Destacar la importancia de la democratización de la comunicación dentro del proceso de la Revolución Bolivariana, en el marco de una ampliación de derechos democráticos más generales, no tiene que ver con que este cronista desempeñe el oficio de periodista, sino con una comprensión del lugar que la comunicación viene ocupando en el mundo en las últimas décadas.
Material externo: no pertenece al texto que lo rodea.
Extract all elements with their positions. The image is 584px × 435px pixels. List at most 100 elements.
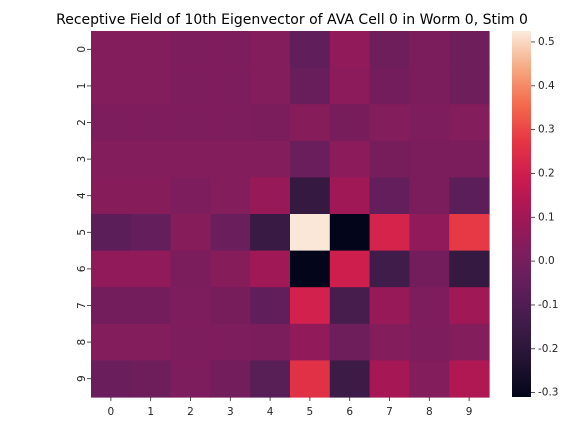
heatmap-cell-r1-c6 (329, 67, 371, 105)
heatmap-cell-r3-c1 (130, 140, 172, 178)
heatmap-cell-r1-c1 (130, 67, 172, 105)
heatmap-cell-r9-c4 (250, 360, 291, 398)
heatmap-cell-r9-c1 (130, 360, 172, 398)
heatmap-cell-r9-c7 (369, 360, 410, 398)
heatmap-cell-r8-c7 (369, 323, 410, 361)
x-tick-label: 7 (386, 406, 393, 418)
heatmap-cell-r0-c7 (369, 31, 410, 69)
heatmap-cell-r2-c0 (91, 104, 132, 142)
x-tick-label: 0 (108, 406, 115, 418)
heatmap-cell-r3-c2 (170, 140, 211, 178)
heatmap-cell-r4-c1 (130, 177, 172, 215)
y-tick-label: 2 (76, 119, 88, 126)
x-axis: 0 1 2 3 4 5 6 7 8 9 (108, 397, 472, 418)
heatmap-cell-r7-c2 (170, 287, 211, 325)
colorbar-tick-label: 0.4 (538, 80, 555, 92)
heatmap-cell-r9-c8 (409, 360, 450, 398)
colorbar-tick-label: 0.1 (538, 211, 555, 223)
heatmap-cell-r0-c0 (91, 31, 132, 69)
heatmap-cell-r2-c4 (250, 104, 291, 142)
y-tick-label: 9 (76, 375, 88, 382)
heatmap-cell-r5-c4 (250, 214, 291, 252)
y-tick-label: 5 (76, 229, 88, 236)
y-tick-label: 0 (76, 46, 88, 53)
heatmap-cell-r6-c0 (91, 250, 132, 288)
heatmap-cell-r4-c5 (290, 177, 331, 215)
heatmap-cell-r8-c8 (409, 323, 450, 361)
colorbar-tick-label: -0.2 (538, 343, 559, 355)
heatmap-cell-r9-c5 (290, 360, 331, 398)
heatmap-cell-r5-c0 (91, 214, 132, 252)
heatmap-cell-r0-c5 (290, 31, 331, 69)
heatmap-cell-r5-c5 (290, 214, 331, 252)
heatmap-cell-r2-c7 (369, 104, 410, 142)
colorbar-tick-label: -0.3 (538, 387, 559, 399)
heatmap-cell-r7-c7 (369, 287, 410, 325)
heatmap-cell-r8-c2 (170, 323, 211, 361)
heatmap-cell-r3-c3 (210, 140, 251, 178)
chart-title: Receptive Field of 10th Eigenvector of A… (56, 12, 528, 28)
colorbar: -0.3 -0.2 -0.1 0.0 0.1 0.2 0.3 0.4 0.5 (512, 31, 559, 399)
heatmap-cell-r5-c8 (409, 214, 450, 252)
x-tick-label: 1 (147, 406, 154, 418)
heatmap-cell-r7-c0 (91, 287, 132, 325)
heatmap-cell-r3-c6 (329, 140, 371, 178)
heatmap-cell-r5-c3 (210, 214, 251, 252)
heatmap-cell-r0-c1 (130, 31, 172, 69)
heatmap-cell-r0-c3 (210, 31, 251, 69)
heatmap-cell-r0-c2 (170, 31, 211, 69)
y-tick-label: 6 (76, 265, 88, 272)
heatmap-cell-r2-c6 (329, 104, 371, 142)
heatmap-cell-r8-c9 (449, 323, 490, 361)
heatmap-cell-r5-c1 (130, 214, 172, 252)
y-tick-label: 8 (76, 339, 88, 346)
heatmap-cell-r4-c9 (449, 177, 490, 215)
heatmap-cell-r0-c9 (449, 31, 490, 69)
heatmap-cell-r8-c3 (210, 323, 251, 361)
heatmap-cell-r3-c8 (409, 140, 450, 178)
heatmap-cell-r6-c6 (329, 250, 371, 288)
heatmap-cell-r1-c7 (369, 67, 410, 105)
heatmap-cell-r0-c8 (409, 31, 450, 69)
heatmap-cell-r8-c1 (130, 323, 172, 361)
heatmap-cell-r4-c6 (329, 177, 371, 215)
heatmap-cell-r2-c1 (130, 104, 172, 142)
heatmap-cell-r1-c0 (91, 67, 132, 105)
heatmap-cell-r9-c2 (170, 360, 211, 398)
heatmap-cell-r2-c2 (170, 104, 211, 142)
colorbar-tick-label: 0.2 (538, 167, 555, 179)
heatmap-cell-r6-c4 (250, 250, 291, 288)
heatmap-cell-r7-c9 (449, 287, 490, 325)
colorbar-ticks: -0.3 -0.2 -0.1 0.0 0.1 0.2 0.3 0.4 0.5 (531, 36, 559, 399)
heatmap-cell-r2-c8 (409, 104, 450, 142)
y-tick-label: 3 (76, 156, 88, 163)
heatmap-cell-r0-c4 (250, 31, 291, 69)
colorbar-tick-label: -0.1 (538, 299, 559, 311)
heatmap-cell-r8-c6 (329, 323, 371, 361)
heatmap-cell-r1-c4 (250, 67, 291, 105)
heatmap-cell-r3-c9 (449, 140, 490, 178)
heatmap-cell-r3-c5 (290, 140, 331, 178)
heatmap-cell-r7-c1 (130, 287, 172, 325)
y-tick-label: 4 (76, 192, 88, 199)
heatmap-cell-r8-c4 (250, 323, 291, 361)
colorbar-tick-label: 0.5 (538, 36, 555, 48)
heatmap-cell-r4-c4 (250, 177, 291, 215)
heatmap-cell-r2-c3 (210, 104, 251, 142)
heatmap-cell-r6-c1 (130, 250, 172, 288)
heatmap-cell-r4-c8 (409, 177, 450, 215)
heatmap-cell-r1-c2 (170, 67, 211, 105)
colorbar-gradient (512, 31, 531, 397)
heatmap-cell-r6-c2 (170, 250, 211, 288)
heatmap-cell-r1-c9 (449, 67, 490, 105)
heatmap-cell-r8-c5 (290, 323, 331, 361)
heatmap-cell-r6-c5 (290, 250, 331, 288)
heatmap-cell-r8-c0 (91, 323, 132, 361)
heatmap-cell-r5-c6 (329, 214, 371, 252)
heatmap-cell-r6-c7 (369, 250, 410, 288)
heatmap-cell-r7-c8 (409, 287, 450, 325)
x-tick-label: 3 (227, 406, 234, 418)
heatmap-cell-r9-c3 (210, 360, 251, 398)
heatmap-cell-r7-c5 (290, 287, 331, 325)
El entramado empresarial del periodismo, que lo excede, convierte a los denominados “medios de comunicación” no solo en formadores de opinión, sino en empresas con un poder económico que excede el rubro, ya que suelen formar parte de conglomerados económicos mucho mayor. Además, en el caso venezolano, la importancia de la democratización de la comunicación no puede soslayar el rol que jugaron las empresas periodísticas en el golpe de abril de 2002. Respecto de ese componente dentro de un proceso cultural mayor, hay que destacar que –a diferencia de cierta “pulsión a la censura” y un marcado dogmatismo en las políticas culturales de los estados socialistas realmente existente durante el siglo XX–, la Revolución Bolivariana tiene una profunda generosidad, de la que tal vez aún no se haya tomado dimensiones en otras parte del continente. Sin el prestigio de una “Casa de las Américas” en Cuba, la labor cultural venezolana ha generado sin embargo importantes avances para hacer de la cultura un tema de todos (y todas) y no solo de especialistas (aunque se digan de izquierda). El carácter polimorfo del chavismo hace, además, que se coloque lejos de los “comisariados ideológicos” que, en nombre de la revolución, recortan el horizonte cultural, en vez de ampliarlo.